Implementation NotesUntil overwatchd ships, forge review --summary remains a forgeable surface. No forge review records during Sprint 0 — the audit trail for the overseer panel lives in /tmp/FINAL-*.out + /tmp/verify-*.out + agent IDs + this proposal document.
Sprint 0 (Tier 1 overwatchd) is a separate sprint with its own SEED → PLAN → DESIGN → BUILD ceremony and its own real cross-model panel (5-of-5 for security_hardening sprint type). The overseer v1 sprints (1–4) cannot fire until overwatchd is signing dispatch receipts and the four frozen SHAs (a59a3a8, 1110d45, 62b5def, 612898a) have been retroactively ratified or surgically reverted.
Health-check confirmed the service is currently DOWN. ~30 LOC: diagnose existing crash logs, add com.forge.autoresearch.plist LaunchAgent, wire into scripts/launch/forge-services-up.sh canonical labels, validate the 5-stage FSM round-trips a no-op skill end-to-end before Sprint 1 begins.

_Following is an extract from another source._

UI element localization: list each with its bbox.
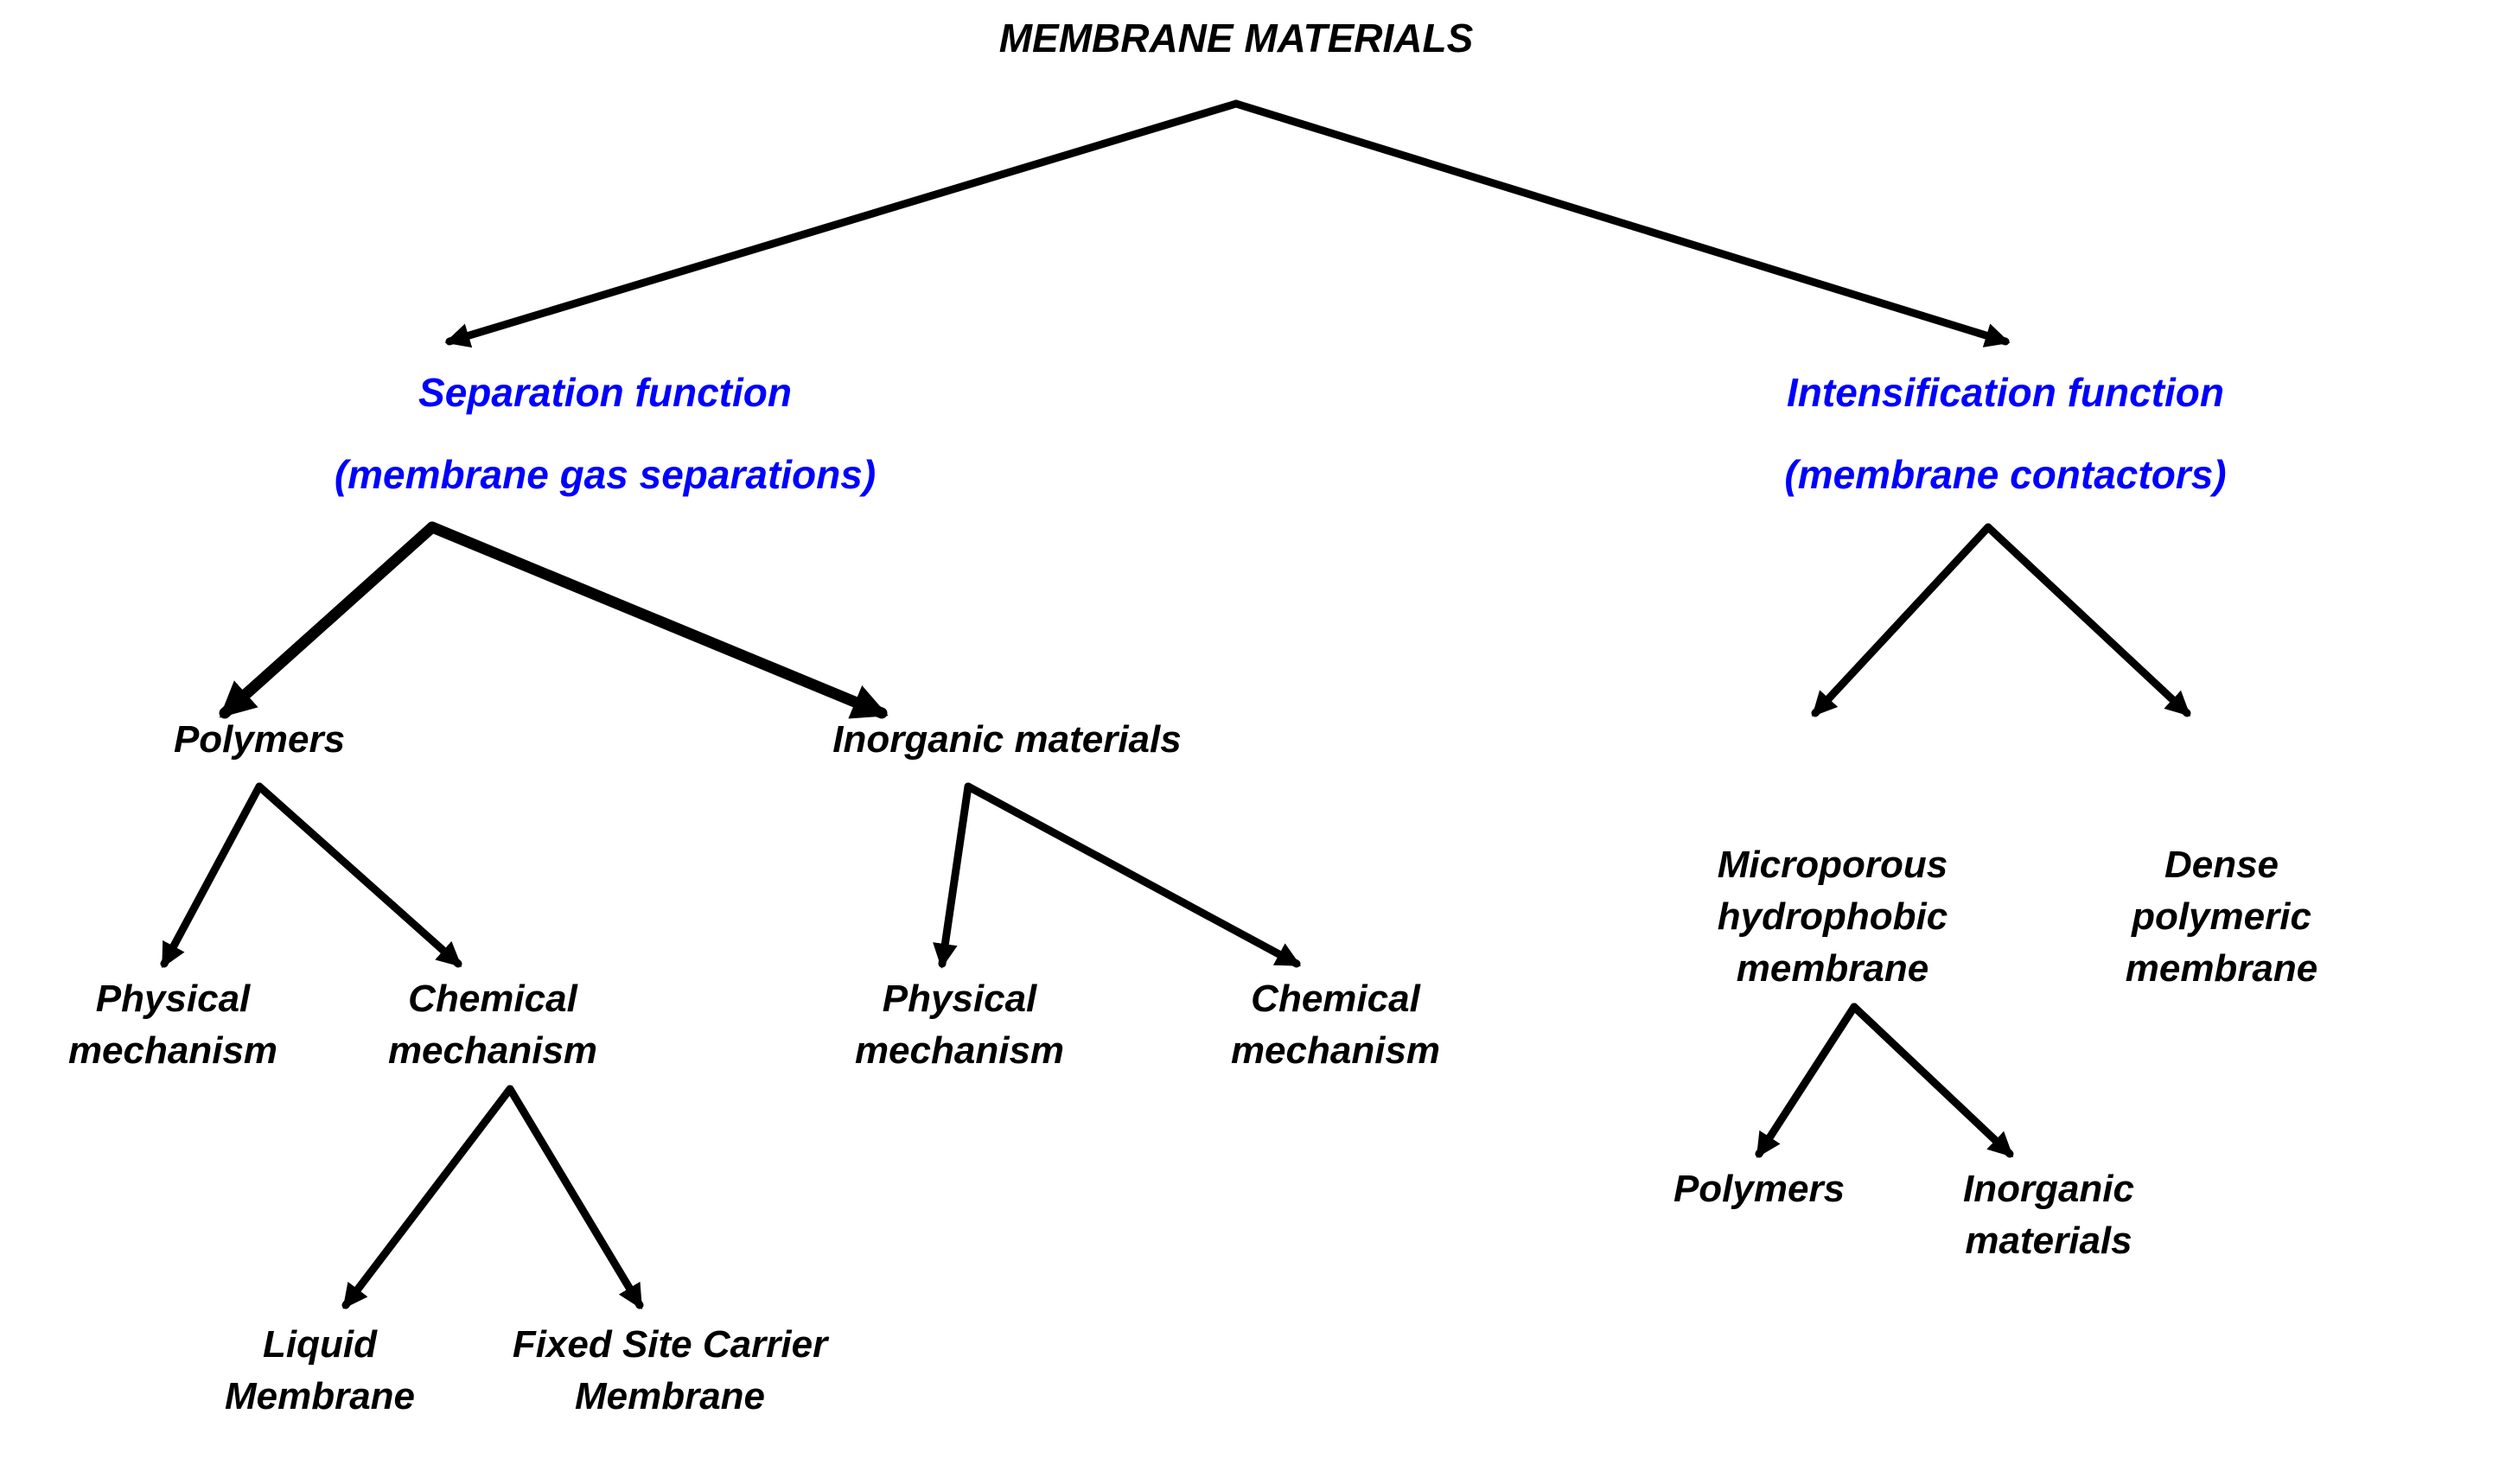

From R4 panel: 30s budget-cache TTL, 10s T2 gate timeout, 30-day shadow window for newly promoted skills. Config-driven from day 1 via ~/.forge/overseer/config.yaml so operations tuning doesn't require code changes. HC v2 may need different values per tenant.
Classical RL libraries (Stable-Baselines3 PPO/DQN/SAC, HuggingFace TRL, OpenTinker) — shape-mismatched for governance drift; autoresearch hill-climbing is correct shape. Model-Centric Self-Evolution (no custom training infra). Per-operator Ed25519 keypairs (single-operator v1 uses session-UUID + process-UID). Container deployment, per-tenant policy table fork, Kanban orchestration as standalone skill — all deferred to HC v2+ sprints.
"What stops the watcher from needing a watcher is the immutable kernel. What stops the kernel from rotting is the human-promote gate. What stops the gate from being bypassed is overwatchd. What stops overwatchd from drifting is the user."